Érase una vez un rey llamado Dionisio I El Viejo, soberano de Siracusa. En ese tiempo la ciudad era griega y la más importante de la gran isla de Sicilia.
Vivía en un suntuoso palacio en donde las riquezas abundaban, en especial por las obras de arte, el lujo, la exquisita y fina cocina, las bellas mujeres y el refinamiento de los cortesanos.
Contaba, además, con criados y esclavos solícitos a sus mínimos requerimientos. Había mucha gente que lo envidiaba por el poder que ostentaba y por su incalculable fortuna.
Uno de ellos era Damocles, un cortesano que se dedicaba a la intriga, al ocio, y en especial a envidiar a su rey, uno de sus mejores amigos.
-¡Qué afortunado eres; cuentas con todo lo que un ser humano puede aspirar! Dudo que exista alguien más feliz que tú-, solía repetirle.
Dionisio, quien adolecía de muchos defectos, sí odiaba la envidia y estaba aburrido de oír día a día las aparentes adulaciones, que eran una expresión velada de resquemor.
-¿En verdad, Damocles, crees que soy más feliz que los demás?

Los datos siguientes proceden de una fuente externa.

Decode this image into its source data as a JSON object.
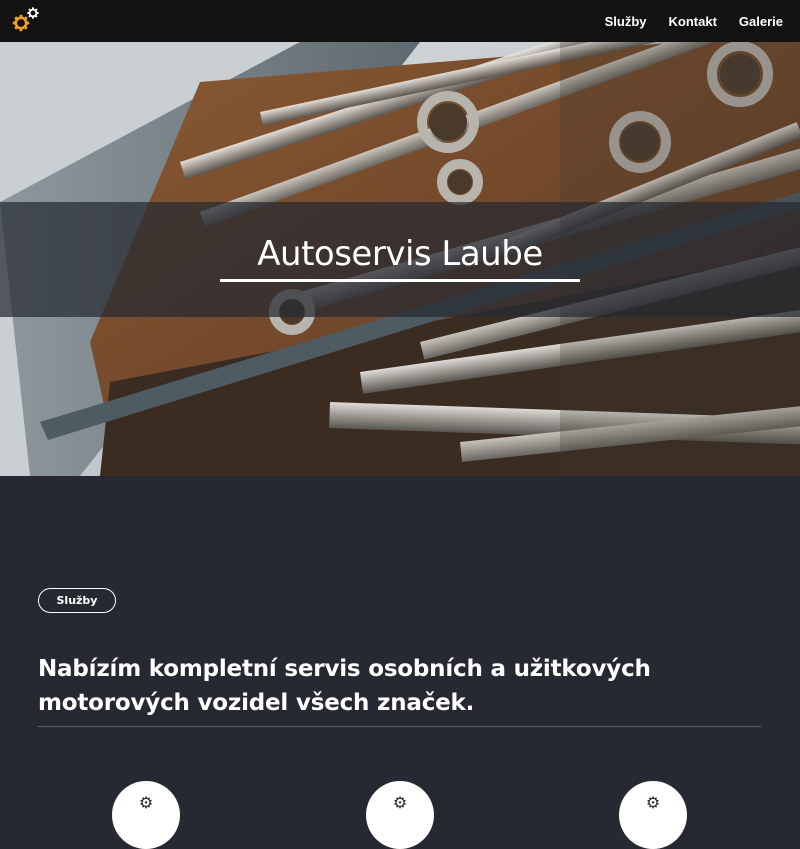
{
  "nav": {
    "logo_icon": "gears-icon",
    "links": [
      "Služby",
      "Kontakt",
      "Galerie"
    ]
  },
  "hero": {
    "title": "Autoservis Laube",
    "background": "toolbox-with-wrenches-photo"
  },
  "services": {
    "badge": "Služby",
    "heading": "Nabízím kompletní servis osobních a užitkových motorových vozidel všech značek.",
    "icons": [
      "service-icon-1",
      "service-icon-2",
      "service-icon-3"
    ]
  },
  "colors": {
    "nav_bg": "#121212",
    "page_bg": "#262932",
    "accent": "#f0a020",
    "text": "#ffffff"
  }
}
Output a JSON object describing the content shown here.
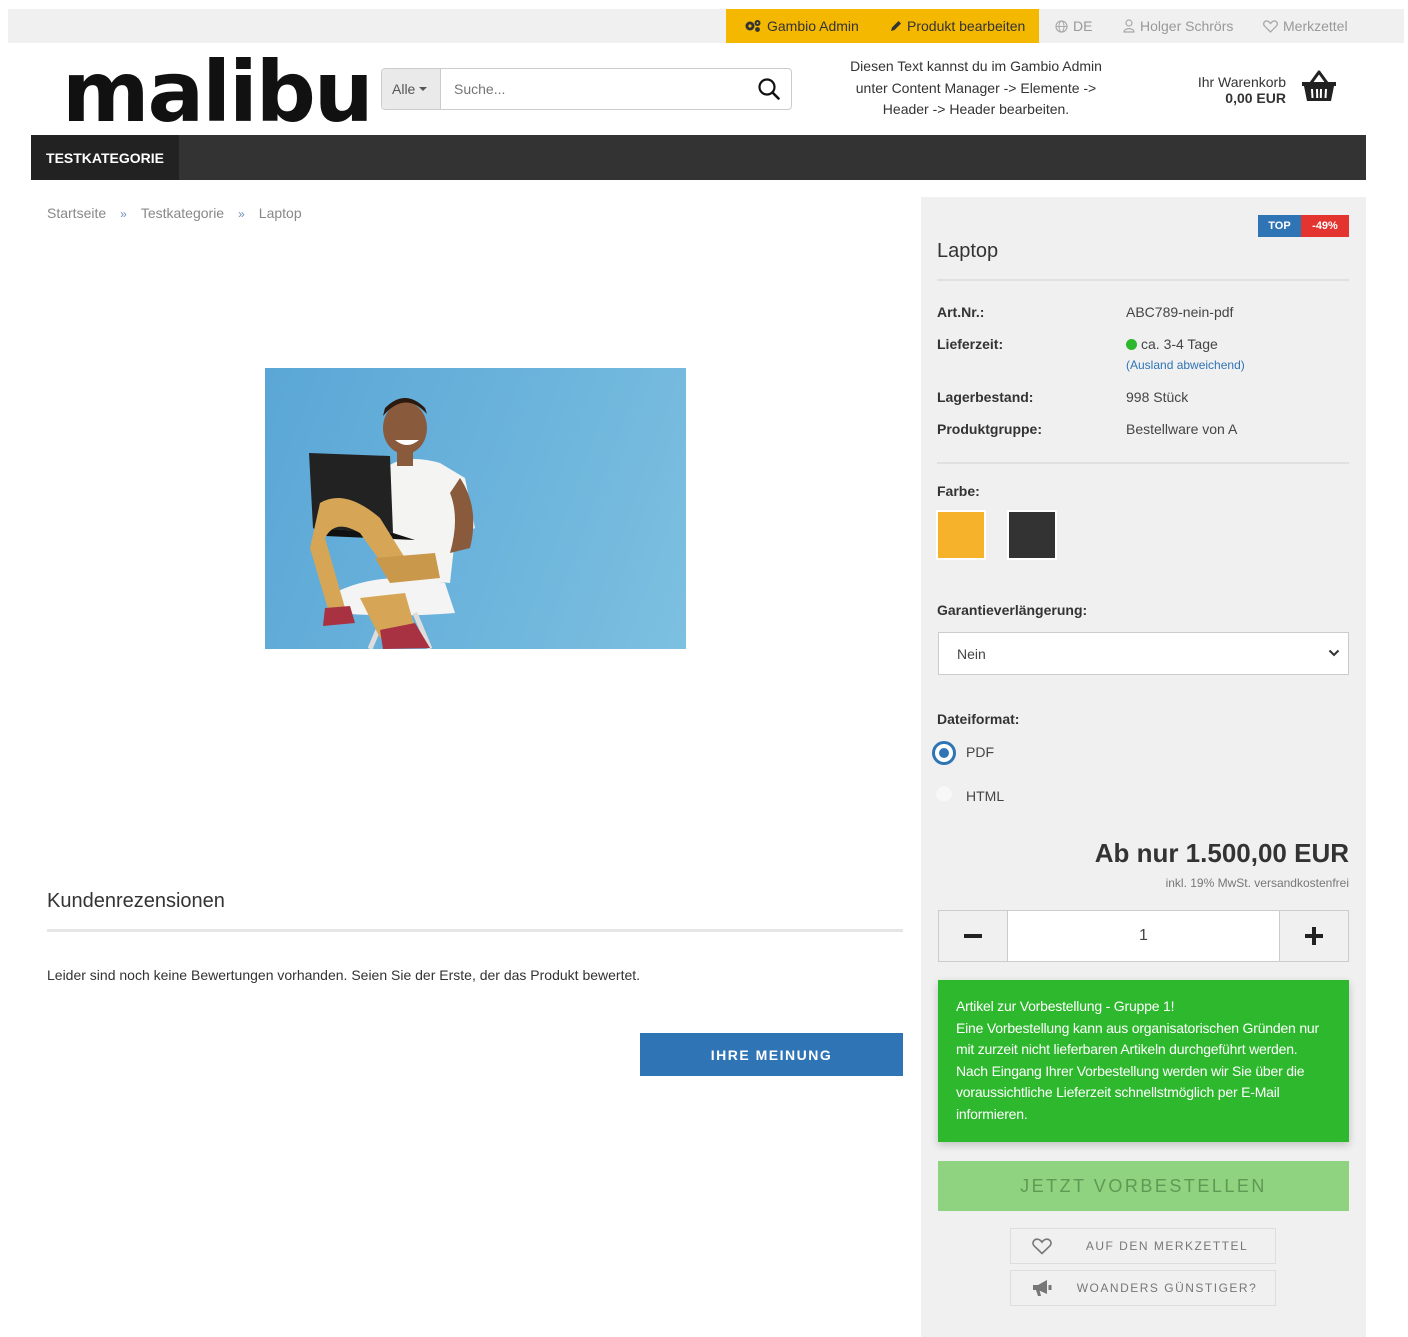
{
  "topbar": {
    "admin_label": "Gambio Admin",
    "edit_label": "Produkt bearbeiten",
    "language": "DE",
    "user": "Holger Schrörs",
    "wishlist": "Merkzettel"
  },
  "header": {
    "logo": "malibu",
    "search": {
      "category": "Alle",
      "placeholder": "Suche..."
    },
    "note_lines": [
      "Diesen Text kannst du im Gambio Admin",
      "unter Content Manager -> Elemente ->",
      "Header -> Header bearbeiten."
    ],
    "cart": {
      "label": "Ihr Warenkorb",
      "amount": "0,00 EUR"
    }
  },
  "nav": {
    "items": [
      "TESTKATEGORIE"
    ]
  },
  "breadcrumb": {
    "items": [
      "Startseite",
      "Testkategorie",
      "Laptop"
    ],
    "separator": "»"
  },
  "reviews": {
    "title": "Kundenrezensionen",
    "empty_text": "Leider sind noch keine Bewertungen vorhanden. Seien Sie der Erste, der das Produkt bewertet.",
    "button": "IHRE MEINUNG"
  },
  "product": {
    "badges": {
      "top": "TOP",
      "sale": "-49%"
    },
    "title": "Laptop",
    "attributes": {
      "art_nr": {
        "label": "Art.Nr.:",
        "value": "ABC789-nein-pdf"
      },
      "lieferzeit": {
        "label": "Lieferzeit:",
        "value": "ca. 3-4 Tage",
        "note": "(Ausland abweichend)"
      },
      "lager": {
        "label": "Lagerbestand:",
        "value": "998 Stück"
      },
      "gruppe": {
        "label": "Produktgruppe:",
        "value": "Bestellware von A"
      }
    },
    "color": {
      "label": "Farbe:",
      "swatches": [
        "#f6b22a",
        "#333333"
      ]
    },
    "warranty": {
      "label": "Garantieverlängerung:",
      "selected": "Nein"
    },
    "format": {
      "label": "Dateiformat:",
      "options": [
        "PDF",
        "HTML"
      ],
      "selected": "PDF"
    },
    "price": "Ab nur 1.500,00 EUR",
    "price_note": "inkl. 19% MwSt. versandkostenfrei",
    "quantity": "1",
    "preorder_notice": {
      "title": "Artikel zur Vorbestellung - Gruppe 1!",
      "text": "Eine Vorbestellung kann aus organisatorischen Gründen nur mit zurzeit nicht lieferbaren Artikeln durchgeführt werden. Nach Eingang Ihrer Vorbestellung werden wir Sie über die voraussichtliche Lieferzeit schnellstmöglich per E-Mail informieren."
    },
    "order_button": "JETZT VORBESTELLEN",
    "wishlist_button": "AUF DEN MERKZETTEL",
    "cheaper_button": "WOANDERS GÜNSTIGER?"
  },
  "colors": {
    "accent": "#2f75b5",
    "admin_bar": "#f5b800",
    "notice": "#2db82d",
    "nav": "#333333"
  }
}
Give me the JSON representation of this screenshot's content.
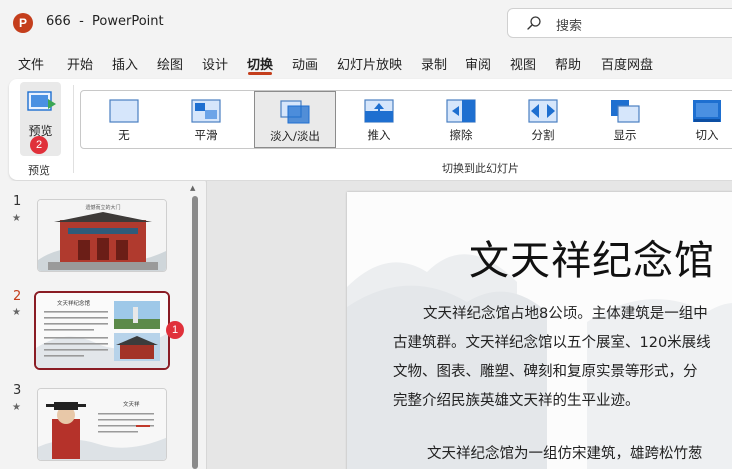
{
  "app": {
    "logo_letter": "P",
    "title": "666  -  PowerPoint",
    "search_placeholder": "搜索"
  },
  "menu": {
    "tabs": [
      "文件",
      "开始",
      "插入",
      "绘图",
      "设计",
      "切换",
      "动画",
      "幻灯片放映",
      "录制",
      "审阅",
      "视图",
      "帮助",
      "百度网盘"
    ],
    "active_index": 5
  },
  "ribbon": {
    "preview_button": "预览",
    "preview_group_label": "预览",
    "preview_badge": "2",
    "transitions": [
      "无",
      "平滑",
      "淡入/淡出",
      "推入",
      "擦除",
      "分割",
      "显示",
      "切入"
    ],
    "selected_transition": "淡入/淡出",
    "transitions_group_label": "切换到此幻灯片"
  },
  "slides_panel": {
    "slides": [
      {
        "number": "1",
        "star": "★",
        "title": "遗憾而立的大门"
      },
      {
        "number": "2",
        "star": "★",
        "title": "文天祥纪念馆",
        "badge": "1"
      },
      {
        "number": "3",
        "star": "★",
        "title": "文天祥"
      }
    ],
    "current_slide": "2"
  },
  "slide": {
    "title": "文天祥纪念馆",
    "paragraphs": [
      "文天祥纪念馆占地8公顷。主体建筑是一组中",
      "古建筑群。文天祥纪念馆以五个展室、120米展线",
      "文物、图表、雕塑、碑刻和复原实景等形式，分",
      "完整介绍民族英雄文天祥的生平业迹。",
      "文天祥纪念馆为一组仿宋建筑，雄跨松竹葱"
    ]
  },
  "colors": {
    "accent": "#c43e1c",
    "selected_border": "#8a1c24",
    "badge": "#e0303a",
    "icon_blue": "#1e6fd0"
  }
}
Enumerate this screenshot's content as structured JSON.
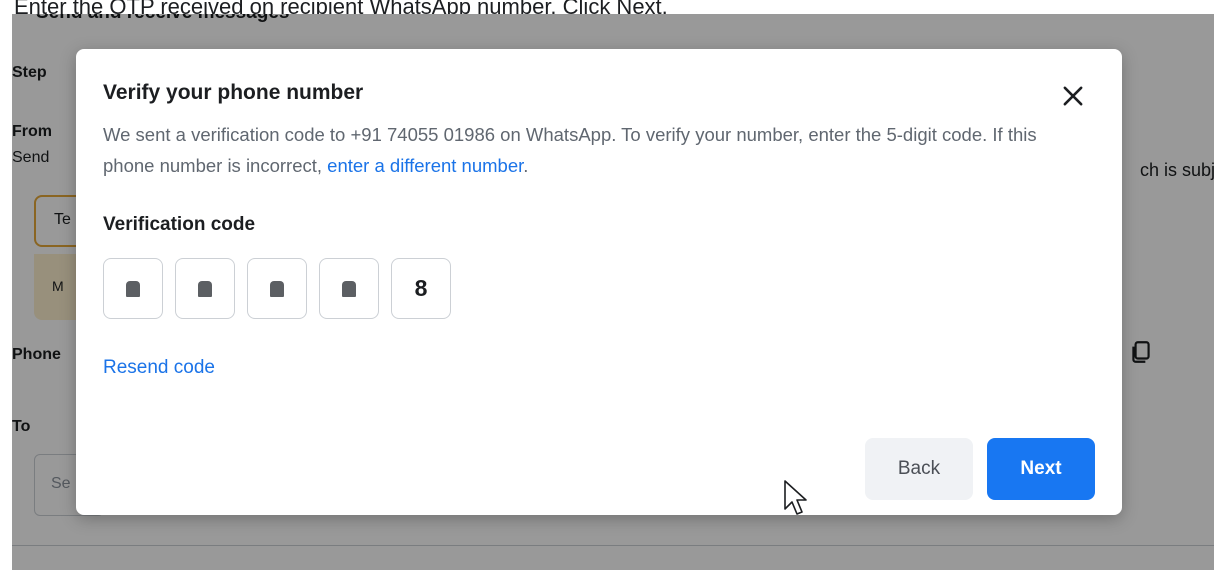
{
  "instruction": "Enter the OTP received on recipient WhatsApp number. Click Next.",
  "background": {
    "heading": "Send and receive messages",
    "step_label": "Step",
    "from_label": "From",
    "from_desc": "Send",
    "from_desc_tail": "ch is subj",
    "selected_value": "Te",
    "meta_value": "M",
    "phone_label": "Phone",
    "to_label": "To",
    "to_placeholder": "Se"
  },
  "modal": {
    "title": "Verify your phone number",
    "desc_part1": "We sent a verification code to +91 74055 01986 on WhatsApp. To verify your number, enter the 5-digit code. If this phone number is incorrect, ",
    "desc_link": "enter a different number",
    "desc_part2": ".",
    "code_label": "Verification code",
    "code_digits": [
      "•",
      "•",
      "•",
      "•",
      "8"
    ],
    "resend_label": "Resend code",
    "back_label": "Back",
    "next_label": "Next"
  },
  "icons": {
    "close": "close-icon",
    "copy": "copy-icon",
    "cursor": "mouse-pointer-icon"
  },
  "colors": {
    "accent": "#1877f2",
    "link": "#1a73e8"
  }
}
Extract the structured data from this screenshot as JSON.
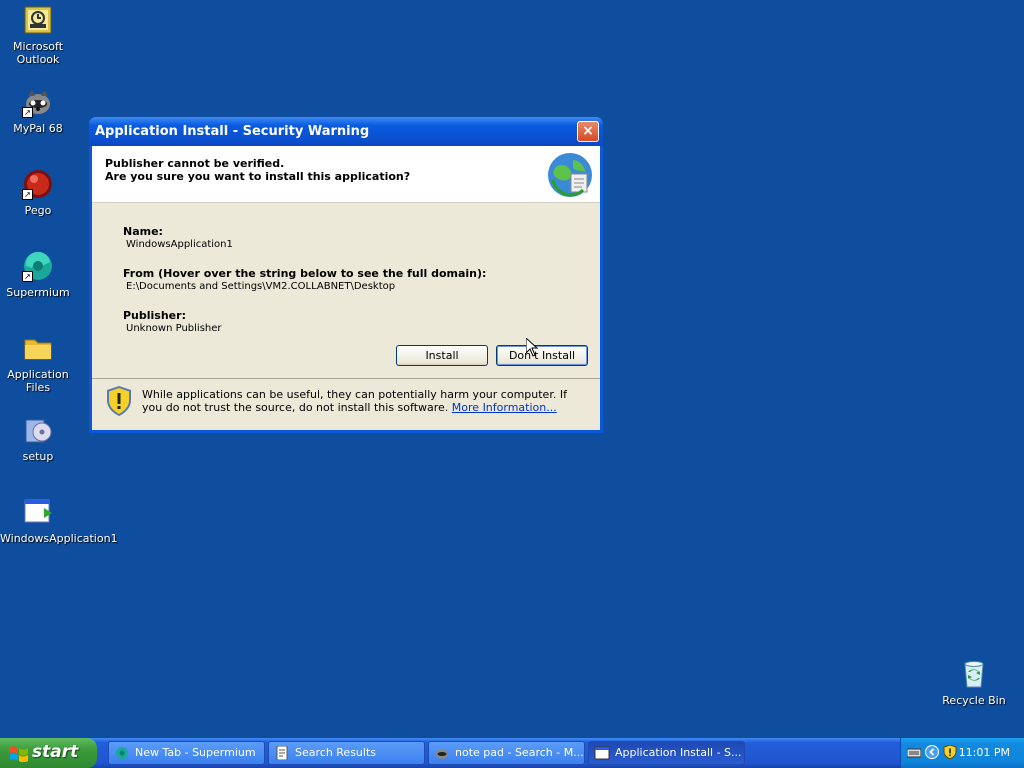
{
  "desktop": {
    "icons": [
      {
        "label": "Microsoft Outlook",
        "icon": "outlook-icon"
      },
      {
        "label": "MyPal 68",
        "icon": "mypal-icon"
      },
      {
        "label": "Pego",
        "icon": "pego-icon"
      },
      {
        "label": "Supermium",
        "icon": "supermium-icon"
      },
      {
        "label": "Application Files",
        "icon": "folder-icon"
      },
      {
        "label": "setup",
        "icon": "setup-icon"
      },
      {
        "label": "WindowsApplication1",
        "icon": "application-icon"
      },
      {
        "label": "Recycle Bin",
        "icon": "recycle-bin-icon"
      }
    ]
  },
  "dialog": {
    "title": "Application Install - Security Warning",
    "close": "×",
    "header_line1": "Publisher cannot be verified.",
    "header_line2": "Are you sure you want to install this application?",
    "name_label": "Name:",
    "name_value": "WindowsApplication1",
    "from_label": "From (Hover over the string below to see the full domain):",
    "from_value": "E:\\Documents and Settings\\VM2.COLLABNET\\Desktop",
    "publisher_label": "Publisher:",
    "publisher_value": "Unknown Publisher",
    "install_button": "Install",
    "dont_install_button": "Don't Install",
    "warning_text": "While applications can be useful, they can potentially harm your computer. If you do not trust the source, do not install this software.",
    "more_info_link": "More Information..."
  },
  "taskbar": {
    "start_label": "start",
    "tasks": [
      {
        "label": "New Tab - Supermium",
        "icon": "supermium-icon"
      },
      {
        "label": "Search Results",
        "icon": "document-icon"
      },
      {
        "label": "note pad - Search - M...",
        "icon": "mypal-icon"
      },
      {
        "label": "Application Install - S...",
        "icon": "window-icon"
      }
    ],
    "clock": "11:01 PM"
  },
  "colors": {
    "desktop_bg": "#0f4e9f",
    "titlebar": "#0a5ae0",
    "dialog_bg": "#ece9d8",
    "taskbar": "#245edb",
    "start_green": "#3c9c3c"
  }
}
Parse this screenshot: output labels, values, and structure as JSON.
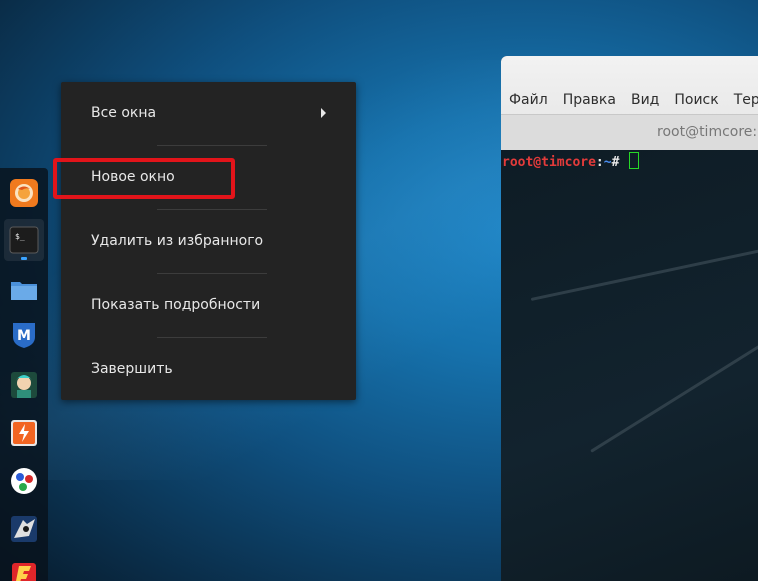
{
  "menu": {
    "items": [
      {
        "label": "Все окна",
        "has_submenu": true
      },
      {
        "label": "Новое окно",
        "has_submenu": false
      },
      {
        "label": "Удалить из избранного",
        "has_submenu": false
      },
      {
        "label": "Показать подробности",
        "has_submenu": false
      },
      {
        "label": "Завершить",
        "has_submenu": false
      }
    ],
    "highlighted_item": "Новое окно",
    "highlight_color": "#e2141a"
  },
  "dock": {
    "apps": [
      {
        "name": "firefox-icon"
      },
      {
        "name": "terminal-icon",
        "active": true,
        "glyph": "$_"
      },
      {
        "name": "files-icon"
      },
      {
        "name": "metasploit-icon",
        "glyph": "M"
      },
      {
        "name": "armitage-icon"
      },
      {
        "name": "burpsuite-icon"
      },
      {
        "name": "maltego-icon"
      },
      {
        "name": "beef-icon"
      },
      {
        "name": "faraday-icon"
      }
    ]
  },
  "terminal": {
    "menu": [
      "Файл",
      "Правка",
      "Вид",
      "Поиск",
      "Терми"
    ],
    "title": "root@timcore:",
    "prompt": {
      "user": "root@timcore",
      "sep": ":",
      "path": "~",
      "symbol": "#"
    }
  },
  "colors": {
    "prompt_user": "#e33b3b",
    "prompt_path": "#4a8df0",
    "cursor": "#27d827"
  }
}
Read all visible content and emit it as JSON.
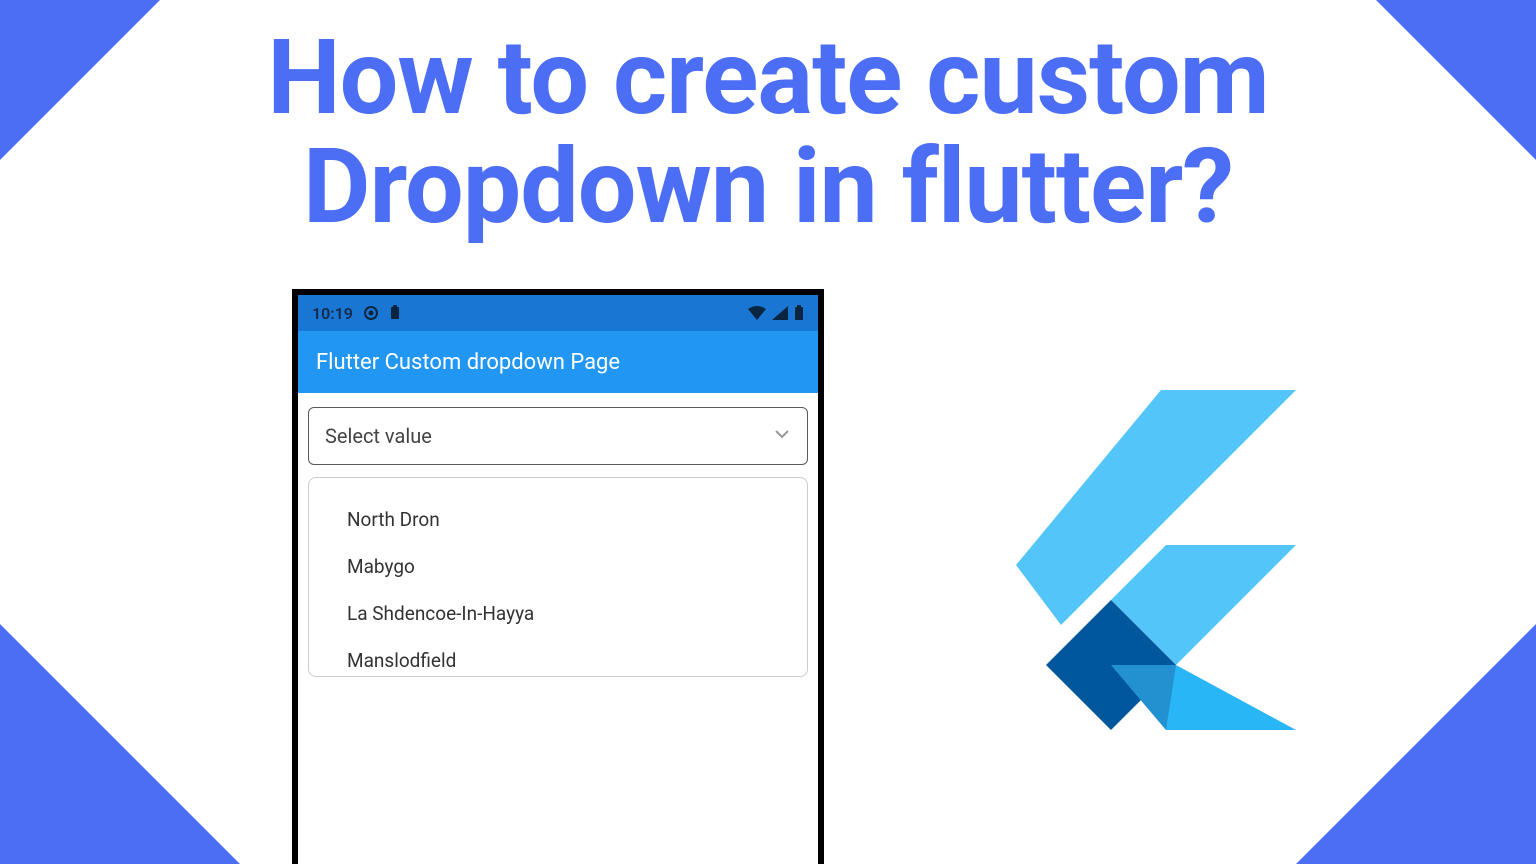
{
  "title_line1": "How to create custom",
  "title_line2": "Dropdown in flutter?",
  "phone": {
    "status": {
      "time": "10:19",
      "icons_left": [
        "rec-icon",
        "battery-icon-small"
      ],
      "icons_right": [
        "wifi-icon",
        "signal-icon",
        "battery-icon"
      ]
    },
    "appbar_title": "Flutter Custom dropdown Page",
    "dropdown": {
      "placeholder": "Select value",
      "options": [
        "North Dron",
        "Mabygo",
        "La Shdencoe-In-Hayya",
        "Manslodfield"
      ]
    }
  },
  "logo_name": "flutter-logo",
  "colors": {
    "accent": "#4c6ef5",
    "appbar": "#2196f3",
    "statusbar": "#1976d2"
  }
}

Damocles, que pensaba que la felicidad consistía en el tener y en el poder, le respondió:
-Sí, en verdad creo que eres no solo el más feliz de nosotros, sino el más feliz del mundo.
Si te gusta tanto esto, ¿por qué no cambiamos de lugar por un día?
-Solo en sueños lo había pensado, mi rey. Sí, me encantaría disfrutar de tus placeres y riquezas aunque sea sólo por un día y al igual que tú, no tener ninguna preocupación.